Researchers found the key settings to provide a dynamic view of a cytoskeletal “storm”
The experimental system was designed to use cells from the African clawed frog. The movie which is represented in the GIF above begins with microtubules (red) radiating outward in an apparent effort to prepare for cell division. The microtubules adjust their lengths with the help of the protein EB-1 (green) at their tips. As the microtubules grow and bump into the walls of a lab-generated, jelly-textured enclosure (dark outline), they buckle—and the whole array then whirls around the center.
Cells are constantly on the move and before a cell divides it undergoes a process called mitosis. As part of this process, microtubules, which are structural proteins that help make up the cell’s cytoskeleton, reorganize the newly copied chromosomes into a dense, football-shaped spindle.
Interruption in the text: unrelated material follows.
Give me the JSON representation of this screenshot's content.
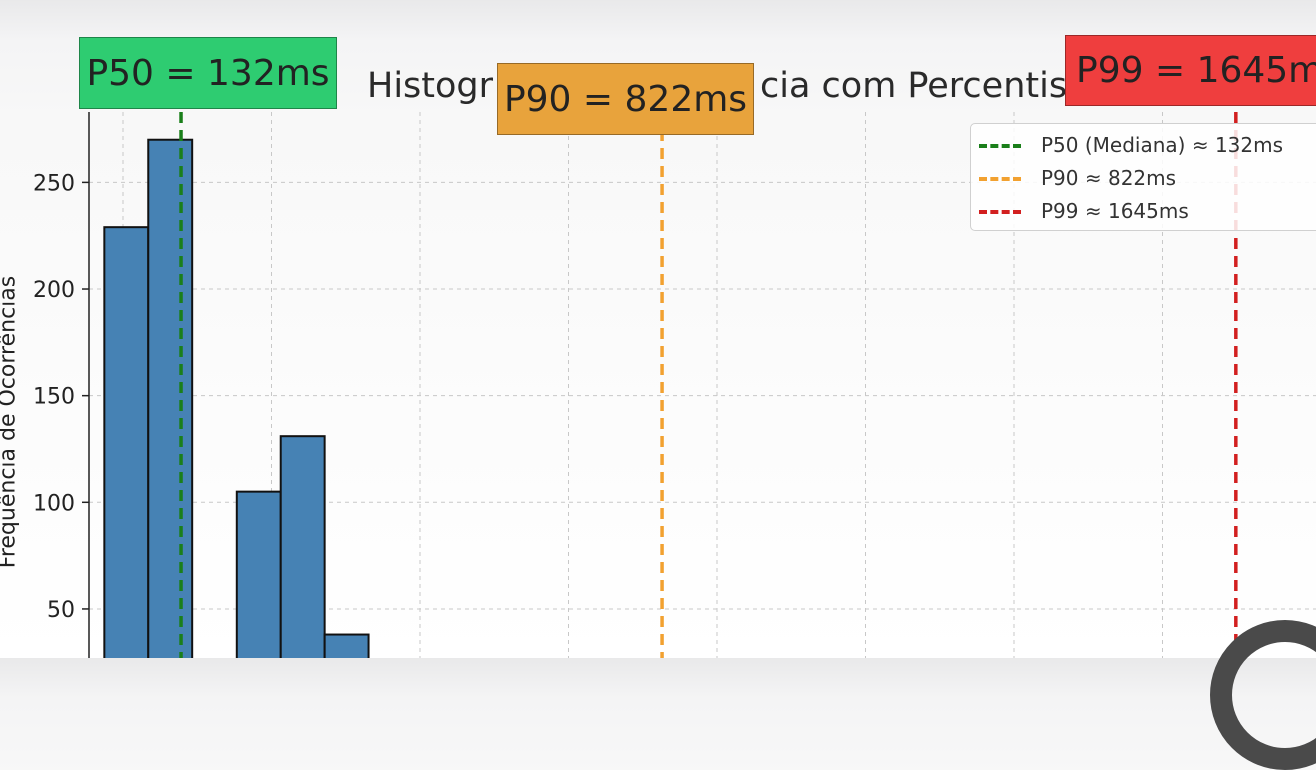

The cytoskeleton is made from protein structures called microtubules—the wispy threads surrounding the purple DNA-containing nucleus—and filaments of a protein called actin. Both actin and microtubules are critical for growth and movement.
Abdullah Bashar Sami, a Ph.D. student, shot the movie as a part of his basic research to explore the still poorly understood physical forces generated by microtubules. The movie won first place in the 2019 Green Fluorescent Protein Image and Video Contest sponsored by the American Society for Cell Biology.
Like many movies, the setting was key to this video’s success. The video was shot inside a microfluidic chamber, designed in the Jesse Gatlin Lab at the University of Wyoming, to study the physics of microtubule assembly just before cells divide.